A quote that I love and keep on a piece of paper on my desk at work, from a Washington Post article a few years ago, is this:
“Life seems to be a continual act of coming out, isn’t it? The boundaries we think are uncrossable, the unnamable corners of our soul that we live in fear of bringing to light . . . are the very regions that allow us to feel complete if we dare to explore them. So thank you for crossing borders, shining a light into those corners — they only make you more lovable, more admirable.”
I love this quote because it reminds me to be who I am, and how coming out makes me more true to who I am and more complete.
I came out at work almost two years ago. I think of myself as out in all parts of my life. But as the quote says, ‘life is a continual act of coming out’. I sit on the board of a company, owned by my employer and five other companies, that provide back-office services and operations to all the owner companies. The board meets four times a year. Up until the past few days, I had not come out to the board or the leadership of the company.
There really was not a good reason that I had not come out to this group, but there were a number of things that I told myself that held me back. We only meet four times a year for a day and a half. It somehow never seemed like the right time to bring up my sexual orientation in these settings. Also, until recently, most of the board members were men. They are the kind of men who I have always felt uncomfortable with. They are successful, driven, bottom line, sports-oriented kind of men. One of the men is a life long scout leader, which gave me some concern. But I just learned that this same man is part of his company’s diversity council. Who knew? Another man’s wife talks about how much fundamentalist religion plays a large part in their lives, which always makes me nervous when it comes to being gay. But in some ways, these are just excuses because in coming out, I can be true to who I am and maybe change some minds about what it means to be gay.
So what changed? Last year one of the Vice Presidents of the company brought her wife to our annual meeting and I came out to her. Recently she has encouraged me to bring the man I’ve been dating for the last year to our annual meeting that just finished. Her words of encouragement have been on my mind. But maybe, more importantly, my partner and I recently completed a year together since our first date in January of 2015. He has become a more permanent part of my life. By not talking about who I am, is in some ways to deny this important part of my life. So I decided that it was time to start coming out to this group.
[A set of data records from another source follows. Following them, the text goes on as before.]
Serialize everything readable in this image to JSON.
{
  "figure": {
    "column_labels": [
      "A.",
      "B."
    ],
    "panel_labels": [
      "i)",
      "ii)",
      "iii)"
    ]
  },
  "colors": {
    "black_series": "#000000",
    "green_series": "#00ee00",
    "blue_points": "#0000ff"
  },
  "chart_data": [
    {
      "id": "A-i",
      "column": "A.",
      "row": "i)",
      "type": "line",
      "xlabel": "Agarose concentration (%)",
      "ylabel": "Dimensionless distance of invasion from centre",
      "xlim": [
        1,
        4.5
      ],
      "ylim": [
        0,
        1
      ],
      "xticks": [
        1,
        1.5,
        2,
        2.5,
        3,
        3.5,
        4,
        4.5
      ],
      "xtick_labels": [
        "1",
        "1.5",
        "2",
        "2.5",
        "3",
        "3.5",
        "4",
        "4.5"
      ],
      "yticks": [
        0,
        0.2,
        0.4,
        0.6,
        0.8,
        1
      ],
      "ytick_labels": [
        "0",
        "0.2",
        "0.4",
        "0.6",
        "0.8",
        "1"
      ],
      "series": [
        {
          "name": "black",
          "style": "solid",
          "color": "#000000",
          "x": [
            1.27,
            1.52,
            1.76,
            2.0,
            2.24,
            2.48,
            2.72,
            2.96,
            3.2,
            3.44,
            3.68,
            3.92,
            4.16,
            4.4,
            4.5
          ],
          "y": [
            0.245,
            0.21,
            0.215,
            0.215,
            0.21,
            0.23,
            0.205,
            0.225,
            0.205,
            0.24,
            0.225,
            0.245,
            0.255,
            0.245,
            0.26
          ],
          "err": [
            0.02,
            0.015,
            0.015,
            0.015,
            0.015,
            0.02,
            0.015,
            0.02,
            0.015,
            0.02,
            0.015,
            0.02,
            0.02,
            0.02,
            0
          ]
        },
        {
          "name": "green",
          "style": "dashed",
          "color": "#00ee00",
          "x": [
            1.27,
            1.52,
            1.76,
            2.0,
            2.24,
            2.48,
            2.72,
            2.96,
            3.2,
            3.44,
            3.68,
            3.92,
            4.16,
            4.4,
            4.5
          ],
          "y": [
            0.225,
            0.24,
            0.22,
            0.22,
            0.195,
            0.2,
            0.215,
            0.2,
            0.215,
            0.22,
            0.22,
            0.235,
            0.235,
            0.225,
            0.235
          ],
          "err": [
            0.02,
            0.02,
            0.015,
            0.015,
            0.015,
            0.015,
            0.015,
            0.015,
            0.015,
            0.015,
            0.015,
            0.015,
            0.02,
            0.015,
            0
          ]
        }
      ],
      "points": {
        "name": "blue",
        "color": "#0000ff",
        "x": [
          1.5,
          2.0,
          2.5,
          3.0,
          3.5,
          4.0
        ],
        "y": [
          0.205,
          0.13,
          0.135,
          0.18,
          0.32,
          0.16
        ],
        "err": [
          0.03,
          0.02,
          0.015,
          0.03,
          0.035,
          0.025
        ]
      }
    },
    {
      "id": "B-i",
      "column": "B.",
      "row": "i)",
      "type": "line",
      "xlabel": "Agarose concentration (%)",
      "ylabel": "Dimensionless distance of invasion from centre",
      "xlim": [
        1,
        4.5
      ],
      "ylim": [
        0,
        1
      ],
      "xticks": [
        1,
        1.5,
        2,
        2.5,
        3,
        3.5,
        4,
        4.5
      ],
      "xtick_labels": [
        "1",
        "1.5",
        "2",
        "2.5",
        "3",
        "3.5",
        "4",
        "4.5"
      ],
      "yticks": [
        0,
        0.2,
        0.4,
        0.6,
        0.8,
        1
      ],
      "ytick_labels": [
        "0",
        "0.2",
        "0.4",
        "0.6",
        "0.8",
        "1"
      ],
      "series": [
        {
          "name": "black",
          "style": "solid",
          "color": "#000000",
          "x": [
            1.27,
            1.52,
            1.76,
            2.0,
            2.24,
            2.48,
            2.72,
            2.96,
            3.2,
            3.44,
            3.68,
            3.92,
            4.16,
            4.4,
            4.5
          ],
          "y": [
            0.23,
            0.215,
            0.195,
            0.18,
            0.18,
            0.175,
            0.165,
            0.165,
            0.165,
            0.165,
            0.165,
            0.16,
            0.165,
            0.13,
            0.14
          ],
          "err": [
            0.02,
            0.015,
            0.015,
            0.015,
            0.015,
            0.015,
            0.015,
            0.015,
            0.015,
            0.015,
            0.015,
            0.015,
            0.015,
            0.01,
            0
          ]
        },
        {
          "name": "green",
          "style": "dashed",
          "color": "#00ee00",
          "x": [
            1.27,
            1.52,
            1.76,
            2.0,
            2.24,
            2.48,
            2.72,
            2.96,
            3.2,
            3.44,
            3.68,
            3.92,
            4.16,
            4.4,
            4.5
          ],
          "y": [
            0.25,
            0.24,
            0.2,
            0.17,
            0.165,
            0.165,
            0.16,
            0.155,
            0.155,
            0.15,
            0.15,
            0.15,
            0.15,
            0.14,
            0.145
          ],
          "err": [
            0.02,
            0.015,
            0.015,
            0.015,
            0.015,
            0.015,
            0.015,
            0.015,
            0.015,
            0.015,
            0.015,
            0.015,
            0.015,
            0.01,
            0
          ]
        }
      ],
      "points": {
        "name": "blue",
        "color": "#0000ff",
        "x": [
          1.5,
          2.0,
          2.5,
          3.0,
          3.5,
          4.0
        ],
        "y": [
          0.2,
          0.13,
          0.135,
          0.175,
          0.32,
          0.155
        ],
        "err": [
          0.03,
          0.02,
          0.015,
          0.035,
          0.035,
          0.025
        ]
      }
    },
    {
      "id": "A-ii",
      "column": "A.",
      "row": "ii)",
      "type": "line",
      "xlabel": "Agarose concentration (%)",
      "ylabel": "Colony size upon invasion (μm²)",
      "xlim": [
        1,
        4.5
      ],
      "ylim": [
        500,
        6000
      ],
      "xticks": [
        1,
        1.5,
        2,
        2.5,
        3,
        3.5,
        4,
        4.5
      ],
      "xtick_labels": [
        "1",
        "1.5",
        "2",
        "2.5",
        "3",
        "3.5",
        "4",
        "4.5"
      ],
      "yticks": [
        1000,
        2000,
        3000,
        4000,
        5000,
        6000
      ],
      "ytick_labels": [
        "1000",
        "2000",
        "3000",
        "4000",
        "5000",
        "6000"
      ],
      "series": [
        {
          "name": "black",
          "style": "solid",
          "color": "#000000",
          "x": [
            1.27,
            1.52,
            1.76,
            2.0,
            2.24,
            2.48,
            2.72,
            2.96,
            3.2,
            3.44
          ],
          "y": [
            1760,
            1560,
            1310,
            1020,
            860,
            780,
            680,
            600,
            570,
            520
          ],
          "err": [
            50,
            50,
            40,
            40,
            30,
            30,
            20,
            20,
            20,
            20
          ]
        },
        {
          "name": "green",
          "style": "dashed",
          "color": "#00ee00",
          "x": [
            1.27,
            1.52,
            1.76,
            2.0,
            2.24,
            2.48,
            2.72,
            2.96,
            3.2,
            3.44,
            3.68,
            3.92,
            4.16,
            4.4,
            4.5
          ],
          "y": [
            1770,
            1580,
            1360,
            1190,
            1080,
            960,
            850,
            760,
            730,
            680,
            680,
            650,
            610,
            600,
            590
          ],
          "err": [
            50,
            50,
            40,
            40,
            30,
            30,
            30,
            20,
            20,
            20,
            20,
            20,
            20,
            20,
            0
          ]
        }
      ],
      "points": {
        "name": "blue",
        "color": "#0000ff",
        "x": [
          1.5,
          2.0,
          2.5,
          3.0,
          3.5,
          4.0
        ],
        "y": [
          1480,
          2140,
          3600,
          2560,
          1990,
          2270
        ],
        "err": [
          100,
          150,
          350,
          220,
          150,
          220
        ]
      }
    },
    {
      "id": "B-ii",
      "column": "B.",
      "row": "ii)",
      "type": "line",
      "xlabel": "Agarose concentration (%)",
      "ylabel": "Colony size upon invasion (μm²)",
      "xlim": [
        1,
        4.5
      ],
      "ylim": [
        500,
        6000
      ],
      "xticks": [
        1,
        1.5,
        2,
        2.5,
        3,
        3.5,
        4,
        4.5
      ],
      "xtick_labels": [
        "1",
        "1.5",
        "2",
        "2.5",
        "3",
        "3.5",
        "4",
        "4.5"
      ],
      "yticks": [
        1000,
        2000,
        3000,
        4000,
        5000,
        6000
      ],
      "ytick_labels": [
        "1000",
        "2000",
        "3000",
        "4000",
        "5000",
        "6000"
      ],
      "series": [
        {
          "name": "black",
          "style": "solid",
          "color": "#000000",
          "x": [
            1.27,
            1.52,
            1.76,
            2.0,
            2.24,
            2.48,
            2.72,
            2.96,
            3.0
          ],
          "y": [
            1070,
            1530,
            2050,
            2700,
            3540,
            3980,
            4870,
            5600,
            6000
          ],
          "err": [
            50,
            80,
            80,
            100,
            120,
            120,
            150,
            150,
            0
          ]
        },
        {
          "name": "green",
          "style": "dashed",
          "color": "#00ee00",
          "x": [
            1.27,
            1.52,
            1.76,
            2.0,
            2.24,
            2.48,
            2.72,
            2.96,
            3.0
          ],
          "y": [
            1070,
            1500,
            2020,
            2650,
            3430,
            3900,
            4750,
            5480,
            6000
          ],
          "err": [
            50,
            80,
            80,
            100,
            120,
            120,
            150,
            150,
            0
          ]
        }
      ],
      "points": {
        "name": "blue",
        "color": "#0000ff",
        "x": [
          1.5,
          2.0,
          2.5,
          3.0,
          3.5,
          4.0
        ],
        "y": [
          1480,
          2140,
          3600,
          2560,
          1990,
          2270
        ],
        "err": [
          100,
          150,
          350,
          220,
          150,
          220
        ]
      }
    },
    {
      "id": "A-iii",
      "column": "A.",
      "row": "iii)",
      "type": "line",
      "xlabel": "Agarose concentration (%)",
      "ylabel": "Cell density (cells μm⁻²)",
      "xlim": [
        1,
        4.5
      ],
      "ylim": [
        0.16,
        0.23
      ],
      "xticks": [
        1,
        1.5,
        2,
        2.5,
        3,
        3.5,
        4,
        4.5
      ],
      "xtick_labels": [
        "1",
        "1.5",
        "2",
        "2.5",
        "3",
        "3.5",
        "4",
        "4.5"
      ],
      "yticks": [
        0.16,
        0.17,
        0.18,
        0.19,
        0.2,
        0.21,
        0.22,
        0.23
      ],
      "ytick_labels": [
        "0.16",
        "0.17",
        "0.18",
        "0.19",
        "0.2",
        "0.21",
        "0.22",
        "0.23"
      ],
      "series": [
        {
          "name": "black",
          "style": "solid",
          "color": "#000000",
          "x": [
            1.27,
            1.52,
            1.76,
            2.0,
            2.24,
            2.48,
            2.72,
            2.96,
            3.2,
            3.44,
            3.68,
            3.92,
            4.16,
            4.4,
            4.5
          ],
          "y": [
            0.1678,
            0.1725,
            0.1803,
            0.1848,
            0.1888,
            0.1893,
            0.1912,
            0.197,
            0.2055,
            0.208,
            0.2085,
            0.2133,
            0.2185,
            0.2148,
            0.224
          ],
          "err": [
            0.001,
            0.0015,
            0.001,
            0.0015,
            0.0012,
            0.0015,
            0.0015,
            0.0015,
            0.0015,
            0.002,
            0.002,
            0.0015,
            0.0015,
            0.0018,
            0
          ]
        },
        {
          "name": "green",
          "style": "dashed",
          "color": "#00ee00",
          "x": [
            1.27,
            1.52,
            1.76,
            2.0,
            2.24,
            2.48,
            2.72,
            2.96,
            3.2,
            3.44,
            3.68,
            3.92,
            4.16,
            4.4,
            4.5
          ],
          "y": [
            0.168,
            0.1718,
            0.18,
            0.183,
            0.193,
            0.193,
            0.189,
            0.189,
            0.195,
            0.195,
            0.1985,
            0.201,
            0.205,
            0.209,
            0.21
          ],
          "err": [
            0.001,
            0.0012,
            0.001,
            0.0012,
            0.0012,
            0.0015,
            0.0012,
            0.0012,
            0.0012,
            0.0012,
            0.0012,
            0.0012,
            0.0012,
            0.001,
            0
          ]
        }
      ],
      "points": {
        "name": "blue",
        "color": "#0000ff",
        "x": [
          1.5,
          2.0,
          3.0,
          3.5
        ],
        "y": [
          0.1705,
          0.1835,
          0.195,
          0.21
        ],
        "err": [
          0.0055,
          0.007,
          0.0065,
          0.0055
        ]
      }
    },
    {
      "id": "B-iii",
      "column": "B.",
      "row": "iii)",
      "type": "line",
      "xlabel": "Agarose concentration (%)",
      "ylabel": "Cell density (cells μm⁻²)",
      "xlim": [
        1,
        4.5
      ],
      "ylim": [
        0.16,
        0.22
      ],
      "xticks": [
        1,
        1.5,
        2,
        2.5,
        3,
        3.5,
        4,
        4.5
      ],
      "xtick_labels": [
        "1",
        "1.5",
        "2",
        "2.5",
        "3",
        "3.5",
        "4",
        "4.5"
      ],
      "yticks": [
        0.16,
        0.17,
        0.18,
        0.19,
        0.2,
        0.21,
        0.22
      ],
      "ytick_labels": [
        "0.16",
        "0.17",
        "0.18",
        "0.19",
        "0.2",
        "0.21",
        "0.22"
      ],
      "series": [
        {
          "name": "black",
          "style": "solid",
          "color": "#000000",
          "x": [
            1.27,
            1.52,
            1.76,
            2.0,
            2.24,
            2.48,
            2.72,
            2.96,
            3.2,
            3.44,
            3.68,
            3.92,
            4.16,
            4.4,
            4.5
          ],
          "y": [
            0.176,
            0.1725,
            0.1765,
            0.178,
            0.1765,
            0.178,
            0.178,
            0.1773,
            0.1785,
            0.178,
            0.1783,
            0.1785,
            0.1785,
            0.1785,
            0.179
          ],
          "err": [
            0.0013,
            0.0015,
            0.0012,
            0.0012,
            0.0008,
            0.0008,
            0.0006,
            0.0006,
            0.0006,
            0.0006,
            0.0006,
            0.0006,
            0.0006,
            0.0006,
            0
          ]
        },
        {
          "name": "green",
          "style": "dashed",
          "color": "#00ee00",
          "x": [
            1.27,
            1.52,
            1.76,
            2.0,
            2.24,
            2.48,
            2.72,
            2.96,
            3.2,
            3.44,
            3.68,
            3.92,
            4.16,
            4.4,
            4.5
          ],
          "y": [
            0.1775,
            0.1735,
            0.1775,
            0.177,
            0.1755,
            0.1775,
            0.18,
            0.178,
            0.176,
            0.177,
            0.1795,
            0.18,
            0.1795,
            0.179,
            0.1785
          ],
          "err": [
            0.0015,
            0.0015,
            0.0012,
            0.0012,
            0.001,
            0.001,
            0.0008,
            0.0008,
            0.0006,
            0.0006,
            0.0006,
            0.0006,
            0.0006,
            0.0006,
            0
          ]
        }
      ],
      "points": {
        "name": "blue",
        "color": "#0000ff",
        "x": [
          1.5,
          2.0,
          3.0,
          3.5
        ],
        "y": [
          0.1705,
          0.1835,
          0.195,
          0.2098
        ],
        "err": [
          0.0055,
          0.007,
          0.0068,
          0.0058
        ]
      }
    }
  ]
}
Last night, as we watched the sunset over the Gulf of Mexico, before dinner, I had two conversations with senior staff of the company about aspects of my life, referring to my partner and I and clearly identifying my partner as him. Over dinner last night, I spoke to the wife of one of the company’s executives, and came out to her, talking about my life over the past few years. She warmly thanked me and told me how I had made her happy by telling her my story. It made her happy, she told me because it gave her hope that people can live their lives honestly and openly. She also shared that one of her best friends and roommate for many years had been a gay man. It warmed my heart to hear this.
So today I made sure, after the meeting had ended, to come out to the president of the company since he would meet my partner at a fundraising dinner we both will attend in May. I also felt it was more respectful for him to hear directly from me rather than through the grapevine. He was also very welcoming and warm. He later texted me, “Thank you for the conversation this afternoon and I’m very happy for you and I’m delighted you have received support at your company and you have the same support from your team at our company!”
What surprises me is how I still get nervous with each new coming out. I have come out so much, but each new coming out is a small act of courage. After each coming out I feel great, but in the moments leading up to coming out, I still get nervous and fearful. I have also seen that when I have an opportunity to come out, and I do not, a little piece of me goes back into hiding. Coming out remains the antidote to all the dark forces in our soul where homophobia lives. Coming out makes us stronger in ways we can not even imagine. So one more act of coming out and I am stronger today than I was yesterday.